Mas o mais intrigante, era que mesmo com vários quartos vazios, eu tinha que dividir um quarto com o Paiva, pois os outros quartos tinham... "Outros fins" segundo ele.
Eu ainda não tinha me encontrado com a Irma desde que eu fui "promovido".
E, pelos olhares ansiosos e incrivelmente indiscretos que ela me lançava ás vezes, eu percebia que ela estava ávida para saber o que tinha acontecido.
Mas, infelizmente, eu teria que decepcionar a Irma, porque naquelas últimas semanas eu estava muito atarefado. A promoção tinha me dado alguns benefícios, mas trouxe muito mais malefícios.
Da limpeza do chão à administração, mesmo que velada pelo Paiva, da parte financeira da TN, eu era um tipo de capataz multitarefas daquela boate.
E, a parte boa disso tudo, era que de alguma forma eu e o Paiva estávamos cada vez mais próximos.
Eu não sei precisar exatamente quando essa aproximação começou, mas se isso aqui fosse uma prova de múltipla escolha, eu chutaria essa resposta:
Foi logo depois que eu soube que agora eu era parte do esquema, eu estava limpando o quarto dele (ou nosso, não sei ao certo), quando "esbarrei sem querer" numa pequena coleção de Cd's de vários artistas incrivelmente bons, acompanhada de um pequeno aparelho que aparentava ter uns cento e cinquenta anos. De Kodaline a Walk The Moon, ali tinha de tudo. Com saudades de casa, pus o único cd brasileiro que tinha ali: Canções de Apartamento, Cícero.
Mas, justo na hora em que estava tocando Eu Não Tenho Um Barco, Disse A Árvore, o Paiva apareceu na porta do quarto incrivelmente assustado.
-Você tá maluco? Aqui não pode usar essas coisas não! Além do mais, quem te autorizou a mexer nas minhas coisas?
Eu fiquei paralisado. Não sabia nem o que pensar. Mas, para minha surpresa, ele não me mandou para a Sala de Tortura, nem me deu alguns castigos do mau. Ele se sentou na minha cama e acariciou minha mão. Depois, com uma voz doce e calma, me disse:
-Você gosta de Cícero?
Eu balancei a cabeça, sem reação.

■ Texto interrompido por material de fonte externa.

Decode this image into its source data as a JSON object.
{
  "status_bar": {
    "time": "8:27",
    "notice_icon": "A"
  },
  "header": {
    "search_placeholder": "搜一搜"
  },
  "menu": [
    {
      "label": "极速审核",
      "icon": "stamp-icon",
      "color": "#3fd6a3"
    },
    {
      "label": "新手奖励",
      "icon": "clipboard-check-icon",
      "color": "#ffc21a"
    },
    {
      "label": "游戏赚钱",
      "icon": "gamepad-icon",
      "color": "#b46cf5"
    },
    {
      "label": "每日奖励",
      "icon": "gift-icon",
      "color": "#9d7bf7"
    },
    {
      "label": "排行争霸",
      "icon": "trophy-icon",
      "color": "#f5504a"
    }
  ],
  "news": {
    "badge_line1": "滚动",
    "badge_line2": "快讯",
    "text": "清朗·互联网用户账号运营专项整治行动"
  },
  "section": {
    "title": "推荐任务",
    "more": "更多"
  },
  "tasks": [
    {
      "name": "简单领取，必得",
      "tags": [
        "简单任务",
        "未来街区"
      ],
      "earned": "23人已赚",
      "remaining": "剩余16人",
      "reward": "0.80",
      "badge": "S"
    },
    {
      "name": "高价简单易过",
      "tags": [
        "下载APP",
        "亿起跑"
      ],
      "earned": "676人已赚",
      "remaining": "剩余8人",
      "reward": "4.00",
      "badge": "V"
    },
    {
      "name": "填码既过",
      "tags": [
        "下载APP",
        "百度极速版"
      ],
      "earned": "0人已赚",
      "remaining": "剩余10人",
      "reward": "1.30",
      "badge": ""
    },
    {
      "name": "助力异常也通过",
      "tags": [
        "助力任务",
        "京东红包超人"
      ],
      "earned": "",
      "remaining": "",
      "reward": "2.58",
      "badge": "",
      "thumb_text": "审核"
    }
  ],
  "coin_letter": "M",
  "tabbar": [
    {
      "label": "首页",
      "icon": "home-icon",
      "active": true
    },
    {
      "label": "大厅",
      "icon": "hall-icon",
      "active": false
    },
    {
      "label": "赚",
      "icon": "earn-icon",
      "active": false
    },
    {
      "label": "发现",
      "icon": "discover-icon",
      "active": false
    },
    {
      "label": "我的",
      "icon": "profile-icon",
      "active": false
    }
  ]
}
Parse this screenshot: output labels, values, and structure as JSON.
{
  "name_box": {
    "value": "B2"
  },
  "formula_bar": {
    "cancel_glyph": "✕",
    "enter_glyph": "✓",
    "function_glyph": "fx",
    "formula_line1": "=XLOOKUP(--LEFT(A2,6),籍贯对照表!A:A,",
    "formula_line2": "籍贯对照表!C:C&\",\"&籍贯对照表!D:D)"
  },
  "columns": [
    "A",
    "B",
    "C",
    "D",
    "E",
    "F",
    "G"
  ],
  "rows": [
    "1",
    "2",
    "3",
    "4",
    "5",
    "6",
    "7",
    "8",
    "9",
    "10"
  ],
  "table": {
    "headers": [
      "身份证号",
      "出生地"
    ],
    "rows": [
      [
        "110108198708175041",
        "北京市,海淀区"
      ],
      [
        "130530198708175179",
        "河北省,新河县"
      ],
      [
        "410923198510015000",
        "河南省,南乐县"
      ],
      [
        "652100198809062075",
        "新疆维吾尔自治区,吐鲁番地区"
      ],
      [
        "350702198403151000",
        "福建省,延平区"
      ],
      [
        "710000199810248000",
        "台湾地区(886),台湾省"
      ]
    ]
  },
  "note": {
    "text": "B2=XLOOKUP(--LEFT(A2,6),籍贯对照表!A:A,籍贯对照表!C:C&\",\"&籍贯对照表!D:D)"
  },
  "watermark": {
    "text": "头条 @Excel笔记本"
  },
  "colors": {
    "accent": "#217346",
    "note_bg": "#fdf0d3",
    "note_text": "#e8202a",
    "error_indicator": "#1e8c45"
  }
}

Não posso dizer que não estava gostando daquela aproximação toda, mas também não estava amando.
-Então, faremos assim: todos os dias iremos ouvir uma música do Canções de Apartamento. Tem uns outros cd's aí também. Você escolhe.
E desde então, todas as noites antes de dormir ouvíamos uma música da Coleção Secreta dele. Depois daquele dia, ele insistiu que eu o chamasse de João, não mais de Paiva.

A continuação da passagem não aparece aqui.